第109章委屈
綠珠雖不明所以,但還是按照溫念姝的吩咐退下。
室內安靜了不過片刻。
譁啦!
刺耳的瓷器碎裂聲,伴隨著溫念姝委屈的哭喊猛然響起:「啊!!好痛!」
這聲動靜在寂靜的夜裡格外驚人。
外間守夜的寒露和霜降瞬間被驚醒,綠珠心領神會,驚慌的衝進室內:「王妃,王妃!您怎麼了?」
幾人一衝進去,便看見溫念姝跌坐在地上,右手緊緊捂著左臂。
她的左臂衣袖被劃破,傷口正汩汩流血,染紅了半邊中衣。
旁邊是打翻在地的銅盆和一個摔得粉碎的白玉水壺,鋒利的水壺瓷片散落一地。
溫念姝臉色蒼白,眼淚像斷了線的珠子往下掉,哭得梨花帶雨,
「嗚嗚嗚,寒露露,霜降降,綠珠…我,我好痛啊,嗚嗚嗚。
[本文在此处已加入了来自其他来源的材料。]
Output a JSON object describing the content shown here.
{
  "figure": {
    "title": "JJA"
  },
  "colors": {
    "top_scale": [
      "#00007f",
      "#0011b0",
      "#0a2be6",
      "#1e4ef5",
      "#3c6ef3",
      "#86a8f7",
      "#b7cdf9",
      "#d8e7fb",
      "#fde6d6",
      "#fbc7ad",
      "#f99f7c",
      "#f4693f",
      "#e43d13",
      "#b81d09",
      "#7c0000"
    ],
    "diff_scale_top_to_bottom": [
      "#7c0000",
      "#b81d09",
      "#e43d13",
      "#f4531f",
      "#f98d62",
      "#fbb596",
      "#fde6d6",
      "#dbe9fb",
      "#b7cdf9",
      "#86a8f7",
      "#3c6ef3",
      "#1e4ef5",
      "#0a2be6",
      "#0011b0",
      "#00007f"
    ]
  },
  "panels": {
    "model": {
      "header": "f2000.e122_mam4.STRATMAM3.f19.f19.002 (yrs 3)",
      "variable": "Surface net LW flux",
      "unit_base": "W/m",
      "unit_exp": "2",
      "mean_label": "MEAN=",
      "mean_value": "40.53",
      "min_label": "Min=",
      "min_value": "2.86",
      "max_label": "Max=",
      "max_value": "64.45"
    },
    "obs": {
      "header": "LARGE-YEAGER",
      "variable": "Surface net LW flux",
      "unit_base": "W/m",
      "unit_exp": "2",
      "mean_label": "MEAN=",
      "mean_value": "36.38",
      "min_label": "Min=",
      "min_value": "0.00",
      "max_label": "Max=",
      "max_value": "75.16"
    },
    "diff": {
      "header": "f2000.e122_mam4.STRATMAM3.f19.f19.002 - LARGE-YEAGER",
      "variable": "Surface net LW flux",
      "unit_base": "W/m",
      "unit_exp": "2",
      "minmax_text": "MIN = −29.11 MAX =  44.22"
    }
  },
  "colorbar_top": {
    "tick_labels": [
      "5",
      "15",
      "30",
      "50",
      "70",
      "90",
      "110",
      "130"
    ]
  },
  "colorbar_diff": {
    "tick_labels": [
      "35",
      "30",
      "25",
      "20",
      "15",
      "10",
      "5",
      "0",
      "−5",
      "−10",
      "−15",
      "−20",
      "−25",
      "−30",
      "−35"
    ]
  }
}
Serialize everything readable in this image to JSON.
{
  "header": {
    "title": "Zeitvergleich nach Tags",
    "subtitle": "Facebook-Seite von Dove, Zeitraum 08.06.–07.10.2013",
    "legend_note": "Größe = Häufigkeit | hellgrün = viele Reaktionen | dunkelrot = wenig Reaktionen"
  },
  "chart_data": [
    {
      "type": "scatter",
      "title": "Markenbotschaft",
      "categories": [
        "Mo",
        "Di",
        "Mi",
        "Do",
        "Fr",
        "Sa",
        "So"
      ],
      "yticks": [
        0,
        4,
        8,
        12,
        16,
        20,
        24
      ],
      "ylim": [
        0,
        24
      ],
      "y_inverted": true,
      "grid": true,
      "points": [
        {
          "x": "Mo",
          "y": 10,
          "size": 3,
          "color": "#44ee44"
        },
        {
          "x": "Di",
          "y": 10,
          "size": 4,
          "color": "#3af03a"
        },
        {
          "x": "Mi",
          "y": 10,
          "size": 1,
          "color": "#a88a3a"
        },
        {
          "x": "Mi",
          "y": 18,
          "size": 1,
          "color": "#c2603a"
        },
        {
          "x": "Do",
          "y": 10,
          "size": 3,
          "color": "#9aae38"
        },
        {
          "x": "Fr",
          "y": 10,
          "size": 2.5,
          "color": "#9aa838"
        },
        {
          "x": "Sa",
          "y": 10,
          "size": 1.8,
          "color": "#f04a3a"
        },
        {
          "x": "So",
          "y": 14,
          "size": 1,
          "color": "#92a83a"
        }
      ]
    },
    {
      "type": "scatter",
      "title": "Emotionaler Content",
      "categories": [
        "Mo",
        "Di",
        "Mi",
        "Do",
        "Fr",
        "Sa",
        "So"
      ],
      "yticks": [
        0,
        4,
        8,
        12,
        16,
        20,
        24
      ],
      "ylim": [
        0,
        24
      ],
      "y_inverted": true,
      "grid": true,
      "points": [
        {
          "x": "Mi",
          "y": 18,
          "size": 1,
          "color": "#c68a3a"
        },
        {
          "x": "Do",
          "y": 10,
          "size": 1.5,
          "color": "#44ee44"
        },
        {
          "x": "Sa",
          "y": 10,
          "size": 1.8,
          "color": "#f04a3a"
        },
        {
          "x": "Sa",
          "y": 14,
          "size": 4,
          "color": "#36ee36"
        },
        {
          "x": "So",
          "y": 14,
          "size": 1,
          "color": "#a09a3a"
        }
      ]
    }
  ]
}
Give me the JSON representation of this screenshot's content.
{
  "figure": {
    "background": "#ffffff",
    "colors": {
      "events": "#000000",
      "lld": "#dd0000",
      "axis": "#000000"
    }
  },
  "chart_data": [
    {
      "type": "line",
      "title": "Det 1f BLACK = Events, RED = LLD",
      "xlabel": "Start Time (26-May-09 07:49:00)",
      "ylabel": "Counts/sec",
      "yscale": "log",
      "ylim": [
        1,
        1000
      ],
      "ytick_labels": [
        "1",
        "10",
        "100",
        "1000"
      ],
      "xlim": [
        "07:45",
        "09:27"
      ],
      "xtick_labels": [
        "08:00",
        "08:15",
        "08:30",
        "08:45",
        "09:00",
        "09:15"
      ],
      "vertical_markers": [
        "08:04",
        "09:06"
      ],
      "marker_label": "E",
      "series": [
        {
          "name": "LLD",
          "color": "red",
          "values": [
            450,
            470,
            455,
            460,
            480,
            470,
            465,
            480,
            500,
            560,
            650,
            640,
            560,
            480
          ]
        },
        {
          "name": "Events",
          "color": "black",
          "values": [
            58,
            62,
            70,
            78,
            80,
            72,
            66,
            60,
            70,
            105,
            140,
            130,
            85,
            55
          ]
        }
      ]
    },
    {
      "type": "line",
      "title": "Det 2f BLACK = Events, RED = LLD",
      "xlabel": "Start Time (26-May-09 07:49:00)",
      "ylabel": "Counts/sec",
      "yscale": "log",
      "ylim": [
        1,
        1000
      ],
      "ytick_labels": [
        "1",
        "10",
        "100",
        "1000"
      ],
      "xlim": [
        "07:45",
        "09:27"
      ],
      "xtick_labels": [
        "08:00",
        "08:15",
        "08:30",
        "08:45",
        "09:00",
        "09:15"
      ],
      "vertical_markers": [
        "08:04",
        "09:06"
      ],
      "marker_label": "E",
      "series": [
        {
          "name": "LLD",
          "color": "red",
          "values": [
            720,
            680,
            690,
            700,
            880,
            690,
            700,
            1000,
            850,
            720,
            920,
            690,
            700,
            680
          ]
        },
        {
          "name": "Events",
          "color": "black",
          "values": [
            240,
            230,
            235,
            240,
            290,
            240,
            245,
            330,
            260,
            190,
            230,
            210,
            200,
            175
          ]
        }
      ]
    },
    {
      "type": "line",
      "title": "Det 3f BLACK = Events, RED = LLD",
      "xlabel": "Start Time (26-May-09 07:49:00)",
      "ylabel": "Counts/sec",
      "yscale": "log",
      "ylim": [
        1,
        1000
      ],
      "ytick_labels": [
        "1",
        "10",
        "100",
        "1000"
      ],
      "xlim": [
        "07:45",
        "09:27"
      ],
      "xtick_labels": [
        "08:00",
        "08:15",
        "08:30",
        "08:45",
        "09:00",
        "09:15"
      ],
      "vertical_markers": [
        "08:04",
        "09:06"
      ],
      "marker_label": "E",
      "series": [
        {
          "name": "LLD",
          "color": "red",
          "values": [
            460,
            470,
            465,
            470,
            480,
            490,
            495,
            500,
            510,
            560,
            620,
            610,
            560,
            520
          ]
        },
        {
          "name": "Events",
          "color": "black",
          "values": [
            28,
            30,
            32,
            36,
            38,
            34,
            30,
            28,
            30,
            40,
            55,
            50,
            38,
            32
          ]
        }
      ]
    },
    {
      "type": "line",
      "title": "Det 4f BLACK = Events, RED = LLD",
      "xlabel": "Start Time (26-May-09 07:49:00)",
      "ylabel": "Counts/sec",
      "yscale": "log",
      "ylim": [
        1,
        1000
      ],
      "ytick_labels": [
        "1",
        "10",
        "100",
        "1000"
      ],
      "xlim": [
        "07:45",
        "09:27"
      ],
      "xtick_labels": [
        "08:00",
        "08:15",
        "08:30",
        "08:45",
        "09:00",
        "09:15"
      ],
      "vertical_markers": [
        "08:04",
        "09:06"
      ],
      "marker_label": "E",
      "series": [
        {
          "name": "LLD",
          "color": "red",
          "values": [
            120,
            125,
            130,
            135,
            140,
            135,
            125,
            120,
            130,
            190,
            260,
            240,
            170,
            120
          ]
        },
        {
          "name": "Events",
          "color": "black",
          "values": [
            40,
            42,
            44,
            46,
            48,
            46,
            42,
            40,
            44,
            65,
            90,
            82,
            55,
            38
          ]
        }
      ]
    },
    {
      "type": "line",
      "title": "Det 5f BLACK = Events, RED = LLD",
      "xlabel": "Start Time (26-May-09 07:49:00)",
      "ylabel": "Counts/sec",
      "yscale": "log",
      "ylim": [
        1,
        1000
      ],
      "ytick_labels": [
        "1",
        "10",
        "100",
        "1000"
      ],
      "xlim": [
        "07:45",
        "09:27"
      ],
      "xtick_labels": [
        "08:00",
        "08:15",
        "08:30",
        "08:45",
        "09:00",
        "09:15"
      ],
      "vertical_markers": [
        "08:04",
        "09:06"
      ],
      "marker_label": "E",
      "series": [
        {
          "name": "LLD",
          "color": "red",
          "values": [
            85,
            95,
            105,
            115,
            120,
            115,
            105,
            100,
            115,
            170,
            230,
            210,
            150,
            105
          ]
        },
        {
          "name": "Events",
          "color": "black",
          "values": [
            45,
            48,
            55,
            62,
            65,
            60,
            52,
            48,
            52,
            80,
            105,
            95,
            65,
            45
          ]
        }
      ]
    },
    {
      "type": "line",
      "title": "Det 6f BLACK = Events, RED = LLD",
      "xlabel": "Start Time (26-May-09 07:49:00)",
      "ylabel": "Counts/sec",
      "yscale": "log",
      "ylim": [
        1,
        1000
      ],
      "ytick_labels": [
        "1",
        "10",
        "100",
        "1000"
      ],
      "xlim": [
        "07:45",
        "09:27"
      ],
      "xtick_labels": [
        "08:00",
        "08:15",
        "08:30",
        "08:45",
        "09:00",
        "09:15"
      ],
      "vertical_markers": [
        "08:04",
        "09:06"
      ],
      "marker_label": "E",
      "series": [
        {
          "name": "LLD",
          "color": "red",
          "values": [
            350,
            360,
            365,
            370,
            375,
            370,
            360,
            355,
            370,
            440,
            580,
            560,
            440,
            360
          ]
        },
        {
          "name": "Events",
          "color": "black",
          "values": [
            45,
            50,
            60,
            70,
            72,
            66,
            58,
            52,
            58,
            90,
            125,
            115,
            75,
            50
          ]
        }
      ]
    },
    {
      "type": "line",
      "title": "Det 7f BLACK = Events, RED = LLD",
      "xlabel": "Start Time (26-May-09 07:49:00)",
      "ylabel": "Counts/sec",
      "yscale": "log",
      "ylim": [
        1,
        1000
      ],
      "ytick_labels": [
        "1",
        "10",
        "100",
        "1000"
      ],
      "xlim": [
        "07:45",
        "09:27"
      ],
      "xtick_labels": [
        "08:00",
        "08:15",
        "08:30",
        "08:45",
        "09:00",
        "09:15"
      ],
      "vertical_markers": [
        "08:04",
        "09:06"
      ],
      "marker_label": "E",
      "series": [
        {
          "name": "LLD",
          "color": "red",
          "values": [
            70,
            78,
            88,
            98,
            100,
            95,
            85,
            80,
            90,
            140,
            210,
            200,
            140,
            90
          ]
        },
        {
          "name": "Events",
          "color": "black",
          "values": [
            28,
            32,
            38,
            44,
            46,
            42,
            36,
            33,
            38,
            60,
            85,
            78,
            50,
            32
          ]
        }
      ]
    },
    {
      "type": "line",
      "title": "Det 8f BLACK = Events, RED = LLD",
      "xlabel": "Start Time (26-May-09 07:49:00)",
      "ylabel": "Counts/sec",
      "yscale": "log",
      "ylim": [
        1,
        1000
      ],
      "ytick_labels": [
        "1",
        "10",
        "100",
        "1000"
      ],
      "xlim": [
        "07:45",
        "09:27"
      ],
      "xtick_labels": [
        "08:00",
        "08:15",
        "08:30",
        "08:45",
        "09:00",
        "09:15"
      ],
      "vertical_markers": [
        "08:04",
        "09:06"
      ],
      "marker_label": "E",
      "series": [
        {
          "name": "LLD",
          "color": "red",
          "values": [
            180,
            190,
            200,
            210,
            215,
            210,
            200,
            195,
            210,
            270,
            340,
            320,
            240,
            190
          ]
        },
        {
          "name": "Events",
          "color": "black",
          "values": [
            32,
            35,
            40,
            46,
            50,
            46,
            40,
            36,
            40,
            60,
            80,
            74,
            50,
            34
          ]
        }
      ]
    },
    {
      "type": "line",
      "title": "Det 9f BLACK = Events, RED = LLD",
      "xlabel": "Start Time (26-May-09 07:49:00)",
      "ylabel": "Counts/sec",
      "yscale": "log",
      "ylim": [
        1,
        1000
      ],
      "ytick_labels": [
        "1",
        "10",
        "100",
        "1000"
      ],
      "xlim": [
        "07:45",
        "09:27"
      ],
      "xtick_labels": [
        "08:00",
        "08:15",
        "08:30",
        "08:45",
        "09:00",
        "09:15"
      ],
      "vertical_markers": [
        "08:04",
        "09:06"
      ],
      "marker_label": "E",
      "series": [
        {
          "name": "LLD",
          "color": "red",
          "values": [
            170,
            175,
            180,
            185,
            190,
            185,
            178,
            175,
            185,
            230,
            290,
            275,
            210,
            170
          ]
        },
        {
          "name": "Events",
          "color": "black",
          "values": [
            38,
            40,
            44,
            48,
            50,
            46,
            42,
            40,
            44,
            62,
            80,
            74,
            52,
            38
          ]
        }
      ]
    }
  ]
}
」
綠珠看著她為了掩蓋左臂箭傷,竟狠心用碎瓷傷上加傷,心口狠狠一顫,險些落下淚。
她的傻小姐,對自己也太狠了。
「阿姝,怎麼回事?」裹挾著夜風寒氣與濃烈焦慮的身影,出現在門口。
夜無宸剛回來就聽見溫念姝的哭聲,心瞬間揪緊,幾乎是破門而入。
捕捉到空氣中的血腥味,夜無宸臉色沉如寒冰。
溫念姝一看到他,心裡是真的感到委屈了。
以前受過的傷比這嚴重的多,可她從不會流一滴眼淚,夜無宸一出現,假哭莫名變得真想哭。
她伸出沒受傷的右手,「阿宸宸,抱,痛……」
夜無宸幾步上前,半跪下來,避開她流血的左臂,小心將她半攬入懷。
霜降已經迅速取來藥箱,手腳麻利準備處理傷口。
「本王來。」夜無宸沉聲道。
他接過霜降遞上的乾淨布巾和烈酒,小心翼翼地擦拭傷口周圍的血汙。
烈酒接觸傷口的刺痛讓溫念姝嘶地吸了口冷氣。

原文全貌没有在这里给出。